Sydney is in the midst of a full Italian renaissance – please welcome Mr Liquor's Dirty Italian Disco, Matteo and Rosetta. And so when a classic Italian restaurant in Rushcutters Bay decides to change things up, they go and transform themselves into... a classic Italian restaurant, but this time with a sharp focus on all things Roman. Farewell Popolo, and hello Marta.
Flavio Carnevale has plans to relaunch Popolo in a new location further down the track, and in its place has opened an altar to Santa Marta (Martha), the patron saint of cooks. This is where you can take a dining chair tour of Rome, with a greatest hits menu inspired by the ten years Carnevale spent there as a young man.
Cacio e pepe, that monastically restrained topping of cheese and pepper, finds a happy home first on top of a plate of little deep-fried gnocchi – they’d make excellent bar snacks with a cold Peroni – and then as the humble star of a pasta dish of thick spaghetti. Wide, short tubes of bombolotti will make you rethink carbonara entirely. This is not some saucy, creamy Latina affair, but a classed-up version of the shepherd’s staple, where a spare sauce of egg yolk clings to the pasta flavoured with extra salty cured pork jowl and a light snowfall of pecorino. Didn’t think carbonara could be a summer dish? Here’s the repudiation.
The pizza game is playing by new rules at Marta. You’re probably familiar with Napoletana-style pizza, which is big, chewy and cooked quickly in a 485°C oven. You might also know Roman-style pizza, those crisp, thin-crust editions eaten in the capital. But what you’re eating here is something else entirely. They’re known as pinza, or schiacciate, and it’s an ancient Roman recipe that Carnevale tells us is experiencing something of a resurgence back home. The pizze are smaller, and oval, not round. They’re made from a very soft dough – up to 80 per cent water – that is proved for 72 hours to keep it light and fluffy, and then crowned in 11 flavour combos, including a Margherita. But we’d go back for the de’ fiori, a white base capped with melted and fresh mozzarella, parmesan, zucchini flowers and whole anchovies that come crashing through all that light, springtime freshness like a flavour wrecking ball.

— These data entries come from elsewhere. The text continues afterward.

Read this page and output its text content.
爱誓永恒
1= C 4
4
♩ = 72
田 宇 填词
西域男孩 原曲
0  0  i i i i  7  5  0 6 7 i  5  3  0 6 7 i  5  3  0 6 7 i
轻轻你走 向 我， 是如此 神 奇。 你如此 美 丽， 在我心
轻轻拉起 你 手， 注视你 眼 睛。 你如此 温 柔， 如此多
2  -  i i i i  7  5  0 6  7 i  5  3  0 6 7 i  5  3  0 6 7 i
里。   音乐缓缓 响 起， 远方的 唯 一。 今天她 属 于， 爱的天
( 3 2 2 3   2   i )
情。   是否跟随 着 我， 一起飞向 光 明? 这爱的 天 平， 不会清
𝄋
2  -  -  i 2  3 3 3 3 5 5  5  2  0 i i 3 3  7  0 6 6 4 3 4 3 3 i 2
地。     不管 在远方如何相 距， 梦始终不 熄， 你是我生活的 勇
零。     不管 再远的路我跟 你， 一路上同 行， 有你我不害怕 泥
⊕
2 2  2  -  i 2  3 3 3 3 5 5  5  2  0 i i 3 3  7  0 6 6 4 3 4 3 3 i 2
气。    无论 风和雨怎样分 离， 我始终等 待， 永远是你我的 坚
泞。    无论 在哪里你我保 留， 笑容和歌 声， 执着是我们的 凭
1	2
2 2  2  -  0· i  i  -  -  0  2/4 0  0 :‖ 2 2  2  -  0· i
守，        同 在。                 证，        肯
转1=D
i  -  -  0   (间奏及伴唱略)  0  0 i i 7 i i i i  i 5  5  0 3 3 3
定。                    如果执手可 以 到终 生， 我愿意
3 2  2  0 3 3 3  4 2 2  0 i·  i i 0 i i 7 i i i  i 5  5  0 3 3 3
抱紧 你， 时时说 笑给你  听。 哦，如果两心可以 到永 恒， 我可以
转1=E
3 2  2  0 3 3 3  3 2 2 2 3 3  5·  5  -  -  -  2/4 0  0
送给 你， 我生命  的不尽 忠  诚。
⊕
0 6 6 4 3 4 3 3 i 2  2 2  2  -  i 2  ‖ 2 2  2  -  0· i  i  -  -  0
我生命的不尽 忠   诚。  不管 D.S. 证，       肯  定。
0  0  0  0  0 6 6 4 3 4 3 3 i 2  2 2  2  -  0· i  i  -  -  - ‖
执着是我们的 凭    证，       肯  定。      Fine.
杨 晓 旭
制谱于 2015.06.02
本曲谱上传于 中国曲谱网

Of course, you can give your meal some muscle with hanger steak; impossibly juicy skate wings with broccoli pine nuts and sultanas in butter; or individual lamb tomahawk chops – but generally the brief here is bright and breezy. That’s why you should leave the car keys at home and turn your full attention to the Spritz menu that includes the excellent Anglo-Italo crossover, the Bianco, made with dry white vermouth, gin, grapefruit juice and cucumber. And over on the Sbagliati menu they’re paying homage to a famous bartending error that replaced gin with sparkling wine in a Negroni, so you can choose your vermouth and they’ll add prosecco for a fizzy lift.
If you’re an old fan of Popolo you’ll be happy to see that the vibe isn’t super different. Well heeled couples who look like they summer in Europe are seated in the tables not allotted to families achieving a long lunch on Sunday by letting the little ones roar about in the square outside. Popolo was already a popular Eastern suburbs osteria with polite service and a modern design brief. And since Sydney asked for Italian food, Marta is answering their prayers in a distinctly Roman accent.